Mitarbeiter des Monats

Juni 2017 – Semih Arslan

 

Blumen und Präsent – ein Tag wie kein zweiter für ihn.
MdM Semih Arslan wird  beglückwünscht vom Hagener Disponenten Felix Schwalm (li).

Arbeite gern für mehr Knowhow

Semih Arslan – Wissbegierig und zeitbewusst

„Heute war Abnahme der Zuckerrohr-Maschine, die wir gebaut haben. Läuft super!“ Maschinenbauer Semih Arslan ist überaus stolz auf das Produkt seiner Firma, in der er mit Feuereifer tätig ist.

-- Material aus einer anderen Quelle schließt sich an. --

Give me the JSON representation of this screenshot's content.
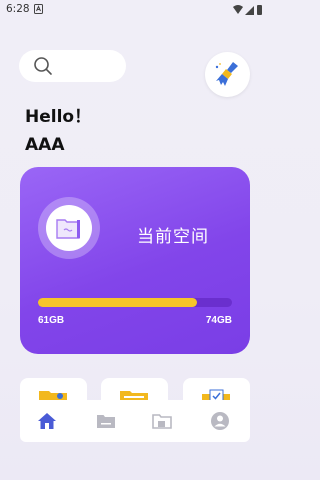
{
  "status_bar": {
    "time": "6:28"
  },
  "search": {
    "placeholder": ""
  },
  "greeting": "Hello！",
  "username": "AAA",
  "storage": {
    "title": "当前空间",
    "used": "61GB",
    "total": "74GB",
    "used_fraction": 0.82
  },
  "colors": {
    "accent": "#8245ea",
    "progress": "#f6c52a",
    "nav_active": "#4a5bd6"
  },
  "quick_actions": [
    {
      "icon": "image-folder-icon"
    },
    {
      "icon": "document-folder-icon"
    },
    {
      "icon": "checklist-folder-icon"
    }
  ],
  "bottom_nav": [
    {
      "icon": "home-icon",
      "active": true
    },
    {
      "icon": "folder-icon",
      "active": false
    },
    {
      "icon": "open-folder-icon",
      "active": false
    },
    {
      "icon": "profile-icon",
      "active": false
    }
  ]
}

Dass er am selben Tag auch noch als adhoc-Mitarbeiter des Monats geehrt wird, macht ihn quasi „sprachlos“.  Aber er sieht sich damit in seiner Einstellung zur Arbeit bestätigt: „Deutschland gilt ja als Land der Dichter und Denker. Und ich arbeite sehr gern dafür, dass unser Knowhow weiter so geschätzt wird. Das ist wirklich wichtig für mich!“

Der 53-Jährige ist gelernter Werkzeugmechaniker und Maschinenbau-Ingenieur. 1996 hat der Lüdenscheider seine letzte Klausur geschrieben, aber: „Leider habe ich wegen meiner Balbuties (Stottern) keine Ingenieursstelle bekommen, denn da muss man manchmal auch etwas zur Maschine erklären. Eigentlich traurig, aber… Ok.“  Umso lieber erinnert er sich an den zweiten Mai 2015 zurück; der Tag, an dem er bei adhoc anfing: „Ich denke, die Firma hat mir ein Fundament für mein persönliches Weiterkommen geschaffen“, resümiert der Vater einer erwachsenen Tochter. Die studiert in den USA das, was eigentlich sein Traumberuf war: „Ja, Mediziner wollte ich damals werden, doch die Numerus-clausus-Hürde erwies sich etwas zu hoch für mich.“ Heute ist das für ihn Geschichte; lieber wendet sich der hochintelligente Mann, neben seinen Maschinen, anderen Dingen zu.

Gedanken zur Zeit

 Persönliche Bilanz: „1.177 Bücher habe ich bis heute gelesen und möchte bald selbst eines schreiben.“ Inhaltlich wird es dabei wider Erwarten nicht um Maschinen gehen, sondern um das Systemdenken und dessen Auswirkungen. Es ist nicht seine erste Veröffentlichung: „In der „Frankfurter Allgemeinen“ und einigen regionalen Zeitungen sind Artikel von mir erschienen, aber da ging es mehr um politische Themen“, sagt Semih Arslan.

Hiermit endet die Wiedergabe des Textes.